[Wittrs] Is Homeostasis the Answer? (Re: Variations in the Idea of Consciousness)

  • From: "jrstern" <jrstern@xxxxxxxxx>
  • To: wittrsamr@xxxxxxxxxxxxx
  • Date: Thu, 04 Feb 2010 17:20:19 -0000

--- In Wittrs@xxxxxxxxxxxxxxx, "SWM" <SWMirsky@...> wrote:
>
> > Is this a special case?
> >
> > Do you worry about how cats come to be in a world chock full of non-cats?  
> > Hot things in a world chock full of cold things?
>
> I said this, Josh, not Neil (in case you are confusing the two of us in your 
> question above). My issue, in saying it, was not to wonder how there could be 
> minds in the world at all but to wonder how minds happen in the world, given 
> the evident physical and, therefore, apparently inanimate, nature of this 
> world in which minds occur?

Yes, Stuart, I'm clear it was you saying this.

But I wanted to take issue with it, and Neil had responded without
taking issue with it, so I responded to both separately.
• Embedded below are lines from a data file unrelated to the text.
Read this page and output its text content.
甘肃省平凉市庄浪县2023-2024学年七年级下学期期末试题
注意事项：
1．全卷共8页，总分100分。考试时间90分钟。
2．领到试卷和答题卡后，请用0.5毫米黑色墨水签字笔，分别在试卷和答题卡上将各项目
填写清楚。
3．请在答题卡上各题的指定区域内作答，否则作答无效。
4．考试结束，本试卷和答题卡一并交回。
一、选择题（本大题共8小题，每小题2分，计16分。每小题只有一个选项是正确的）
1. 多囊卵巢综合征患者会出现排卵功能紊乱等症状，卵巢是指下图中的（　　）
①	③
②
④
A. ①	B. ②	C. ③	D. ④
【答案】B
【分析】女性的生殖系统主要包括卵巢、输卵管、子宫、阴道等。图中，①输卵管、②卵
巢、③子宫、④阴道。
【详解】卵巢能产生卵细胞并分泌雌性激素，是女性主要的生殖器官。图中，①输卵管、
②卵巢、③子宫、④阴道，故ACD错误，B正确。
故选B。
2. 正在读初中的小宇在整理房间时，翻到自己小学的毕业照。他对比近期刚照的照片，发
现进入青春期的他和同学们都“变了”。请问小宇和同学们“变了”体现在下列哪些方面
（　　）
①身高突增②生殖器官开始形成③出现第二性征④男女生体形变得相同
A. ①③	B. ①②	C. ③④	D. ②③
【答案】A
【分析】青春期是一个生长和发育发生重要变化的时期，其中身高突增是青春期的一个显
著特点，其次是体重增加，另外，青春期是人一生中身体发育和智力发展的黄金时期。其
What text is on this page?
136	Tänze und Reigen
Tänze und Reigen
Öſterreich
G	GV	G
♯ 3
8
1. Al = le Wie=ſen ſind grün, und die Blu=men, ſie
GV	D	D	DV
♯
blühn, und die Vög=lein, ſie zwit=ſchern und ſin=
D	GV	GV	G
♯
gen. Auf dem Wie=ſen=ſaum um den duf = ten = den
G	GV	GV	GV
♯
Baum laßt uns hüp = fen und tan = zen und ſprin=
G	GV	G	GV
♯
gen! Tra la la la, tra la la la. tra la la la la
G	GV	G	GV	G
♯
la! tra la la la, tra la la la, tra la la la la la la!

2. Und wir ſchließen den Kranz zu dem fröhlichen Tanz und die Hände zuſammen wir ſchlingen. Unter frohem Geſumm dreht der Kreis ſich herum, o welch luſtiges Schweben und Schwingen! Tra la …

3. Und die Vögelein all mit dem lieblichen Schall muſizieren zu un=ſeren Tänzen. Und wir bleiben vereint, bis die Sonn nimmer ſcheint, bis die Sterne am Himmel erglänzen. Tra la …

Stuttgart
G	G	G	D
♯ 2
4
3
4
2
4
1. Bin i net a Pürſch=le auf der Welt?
> That is, my "how" was not a metaphysical "how" (how can things come to be, 
> whether particular things or things in general) but a scientific one, i.e., 
> what is it about some physical things that produces the subjectness of minds 
> that have manifestly come to be in this world?

But the question is, whether there are ANY different issues
regarding mind, that do not also concern any mereological or
phenomenal entities.

This is a methodological question Fodor spend extensive time
on, what questions of "mind" are really questions of scientific
or philosophical methods more generally?  Because there does seem
to be a tendency to treat any questions of mind as if they were
specific to minds only - as I suppose a fisherman considers all
questions of the world in the context of fish.